Application of proteomics to cancer early detection

Abstract

Strategies to achieve personalized medicine and improve public health encompass assessment of an individual's risk for disease, early detection, and molecular classification of disease resulting in an informed choice of the most appropriate treatment instituted at an early stage of disease development. An unmet need in this field for which proteomics is well suited to make a major contribution is the development of blood-based tests for early cancer detection. This is illustrated in proteomic studies of epithelial cancer that encompass analysis of specimens collected both at the time of diagnosis and specimens collected before onset of symptoms that are particularly suited for the identification of early detection markers. This overarching effort benefits from the availability of plasmas from subject cohorts and of engineered mouse models that are sampled at early stages of tumor development. Integration of findings from plasma with tumor tissue and cancer cell proteomic and genomic data allows elucidation of signatures in plasma for altered signaling pathways. The discovery and further development of early detection markers take advantage of the availability of in-depth quantitative proteomics methods and bioinformatics resources for data mining.

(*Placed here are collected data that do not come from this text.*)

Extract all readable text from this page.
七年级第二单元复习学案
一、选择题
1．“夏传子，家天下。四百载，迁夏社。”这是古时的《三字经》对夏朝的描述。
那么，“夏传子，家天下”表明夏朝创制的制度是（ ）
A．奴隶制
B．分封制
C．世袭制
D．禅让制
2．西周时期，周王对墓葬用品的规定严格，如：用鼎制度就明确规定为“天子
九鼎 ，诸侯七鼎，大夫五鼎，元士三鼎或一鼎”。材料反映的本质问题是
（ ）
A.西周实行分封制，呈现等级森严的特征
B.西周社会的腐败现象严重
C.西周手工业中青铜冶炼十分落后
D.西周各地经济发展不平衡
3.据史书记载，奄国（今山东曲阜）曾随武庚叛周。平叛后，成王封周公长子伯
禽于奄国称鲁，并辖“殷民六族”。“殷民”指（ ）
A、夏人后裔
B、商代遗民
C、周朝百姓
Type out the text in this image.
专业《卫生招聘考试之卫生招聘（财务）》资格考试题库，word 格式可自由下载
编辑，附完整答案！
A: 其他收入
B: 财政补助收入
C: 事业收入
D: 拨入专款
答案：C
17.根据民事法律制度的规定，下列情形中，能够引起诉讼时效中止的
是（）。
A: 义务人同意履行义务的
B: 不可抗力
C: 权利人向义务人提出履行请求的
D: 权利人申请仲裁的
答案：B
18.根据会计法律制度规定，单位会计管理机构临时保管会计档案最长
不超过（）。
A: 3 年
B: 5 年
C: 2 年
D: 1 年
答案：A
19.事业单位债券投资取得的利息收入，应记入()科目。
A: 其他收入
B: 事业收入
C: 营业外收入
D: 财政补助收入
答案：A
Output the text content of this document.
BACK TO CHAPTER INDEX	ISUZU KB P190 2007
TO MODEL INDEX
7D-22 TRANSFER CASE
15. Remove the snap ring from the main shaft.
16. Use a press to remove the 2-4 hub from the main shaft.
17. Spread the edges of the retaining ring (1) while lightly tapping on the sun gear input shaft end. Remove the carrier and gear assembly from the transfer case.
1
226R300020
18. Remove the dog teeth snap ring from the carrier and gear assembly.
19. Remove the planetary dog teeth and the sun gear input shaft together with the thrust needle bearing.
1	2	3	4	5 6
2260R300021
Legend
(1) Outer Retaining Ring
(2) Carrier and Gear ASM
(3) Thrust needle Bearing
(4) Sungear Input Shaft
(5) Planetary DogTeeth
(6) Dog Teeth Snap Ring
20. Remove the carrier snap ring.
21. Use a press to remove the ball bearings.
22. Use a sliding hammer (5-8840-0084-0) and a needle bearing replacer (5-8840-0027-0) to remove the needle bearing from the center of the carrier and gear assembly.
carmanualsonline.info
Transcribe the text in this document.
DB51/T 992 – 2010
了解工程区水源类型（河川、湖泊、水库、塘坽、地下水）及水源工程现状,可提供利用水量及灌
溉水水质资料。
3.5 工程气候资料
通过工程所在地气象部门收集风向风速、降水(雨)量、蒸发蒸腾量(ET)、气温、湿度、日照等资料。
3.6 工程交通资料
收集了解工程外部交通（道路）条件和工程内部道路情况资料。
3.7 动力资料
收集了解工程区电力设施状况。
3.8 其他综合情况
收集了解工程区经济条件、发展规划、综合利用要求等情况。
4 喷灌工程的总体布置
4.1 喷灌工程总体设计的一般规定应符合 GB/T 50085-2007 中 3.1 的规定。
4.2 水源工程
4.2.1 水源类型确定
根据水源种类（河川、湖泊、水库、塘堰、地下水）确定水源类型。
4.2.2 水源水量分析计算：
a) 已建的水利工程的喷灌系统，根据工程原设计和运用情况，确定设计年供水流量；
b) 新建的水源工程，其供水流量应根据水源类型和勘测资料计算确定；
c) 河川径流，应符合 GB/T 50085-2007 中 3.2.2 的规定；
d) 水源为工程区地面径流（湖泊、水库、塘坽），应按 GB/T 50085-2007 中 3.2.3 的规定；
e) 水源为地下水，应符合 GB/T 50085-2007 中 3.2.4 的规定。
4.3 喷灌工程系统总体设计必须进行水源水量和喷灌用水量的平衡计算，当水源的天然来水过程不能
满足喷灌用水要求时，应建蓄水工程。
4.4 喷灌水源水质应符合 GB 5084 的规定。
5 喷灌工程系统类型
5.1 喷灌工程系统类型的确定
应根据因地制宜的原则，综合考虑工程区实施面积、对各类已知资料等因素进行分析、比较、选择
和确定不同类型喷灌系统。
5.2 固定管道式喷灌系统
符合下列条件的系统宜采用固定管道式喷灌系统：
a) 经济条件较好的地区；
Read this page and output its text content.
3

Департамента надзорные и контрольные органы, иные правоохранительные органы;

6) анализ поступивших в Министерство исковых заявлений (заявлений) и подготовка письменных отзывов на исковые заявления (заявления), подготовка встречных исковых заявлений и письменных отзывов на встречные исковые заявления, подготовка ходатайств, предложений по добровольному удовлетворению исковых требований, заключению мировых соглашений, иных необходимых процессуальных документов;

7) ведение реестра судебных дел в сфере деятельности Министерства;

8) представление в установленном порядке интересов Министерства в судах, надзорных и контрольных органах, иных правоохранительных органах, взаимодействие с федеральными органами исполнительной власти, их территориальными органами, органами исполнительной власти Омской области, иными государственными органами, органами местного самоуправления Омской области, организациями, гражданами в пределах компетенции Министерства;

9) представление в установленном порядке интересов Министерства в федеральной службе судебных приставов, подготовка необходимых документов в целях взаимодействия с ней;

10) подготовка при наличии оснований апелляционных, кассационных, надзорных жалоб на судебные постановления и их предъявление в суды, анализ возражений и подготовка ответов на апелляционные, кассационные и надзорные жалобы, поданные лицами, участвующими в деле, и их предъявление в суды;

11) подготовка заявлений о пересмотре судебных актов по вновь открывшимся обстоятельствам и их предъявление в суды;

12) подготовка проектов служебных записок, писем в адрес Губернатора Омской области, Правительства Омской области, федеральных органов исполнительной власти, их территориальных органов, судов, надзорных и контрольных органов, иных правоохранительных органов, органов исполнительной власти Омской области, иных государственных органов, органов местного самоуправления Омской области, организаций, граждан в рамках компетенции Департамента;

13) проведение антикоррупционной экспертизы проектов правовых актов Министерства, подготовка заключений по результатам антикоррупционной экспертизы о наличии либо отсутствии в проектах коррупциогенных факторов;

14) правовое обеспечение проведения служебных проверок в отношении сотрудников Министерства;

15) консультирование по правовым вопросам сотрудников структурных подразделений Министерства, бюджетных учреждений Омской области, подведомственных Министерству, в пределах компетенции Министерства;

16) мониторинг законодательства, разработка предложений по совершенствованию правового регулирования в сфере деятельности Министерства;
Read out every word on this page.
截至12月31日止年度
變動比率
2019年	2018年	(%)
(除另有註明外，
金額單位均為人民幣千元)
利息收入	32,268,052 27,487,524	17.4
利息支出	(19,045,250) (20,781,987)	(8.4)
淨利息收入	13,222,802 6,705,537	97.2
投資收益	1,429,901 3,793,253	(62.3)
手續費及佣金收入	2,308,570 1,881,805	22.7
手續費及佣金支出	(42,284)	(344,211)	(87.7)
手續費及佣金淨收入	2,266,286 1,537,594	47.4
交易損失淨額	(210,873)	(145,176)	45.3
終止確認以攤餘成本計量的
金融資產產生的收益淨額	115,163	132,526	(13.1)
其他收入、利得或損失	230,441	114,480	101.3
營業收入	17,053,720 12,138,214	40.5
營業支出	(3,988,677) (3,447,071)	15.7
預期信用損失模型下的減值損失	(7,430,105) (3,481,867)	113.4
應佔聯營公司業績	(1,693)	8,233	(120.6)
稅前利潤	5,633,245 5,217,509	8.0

Figure 1. In-depth quantitative analysis by means of liquid chromatography-mass spectrometry of proteins in a pair of plasmas from a cancer case and a control

Plasmas from case and from control are subjected to isotopic labeling of proteins followed by pooling and fractionation of the pool prior to mass spectrometry analysis of digested fraction. Columns represent individual fractions; rows represent individual proteins identified in particular fractions. The color scheme is indicative of case to control concentrations ratios (red= increased, yellow= no change and green= decreased) for individual proteins based on differential isotope labeling. The ratio for an individual protein is determined based on the isotopic envelopes of case and control for a given peptide as shown for an EGFR peptide.

Figure 2. A mouse to human search for lung cancer plasma protein markers

Unsupervised hierarchical clustering of plasma proteome profile of mouse models of cancer resulted in clustering of proteomes from lung adenocarcinomas and small cell lung cancer. Validation studies of a panel of candidate markers (EGFR, SFTPB, WFDC2, and ANGPTL3) identified in mouse models of lung adenocarcinoma yielded a significant area under the curve (AUC) for the individual markers and the combined panel in plasmas from newly diagnosed subjects with lung cancer and in pre-diagnostic plasmas relative to controls. Likewise a validation study of ROBO1, a candidate marker identified in plasma from the small cell lung cancer mouse model, resulted in significantly increase levels in plasmas from subjects with small cell lung cancer relative to controls.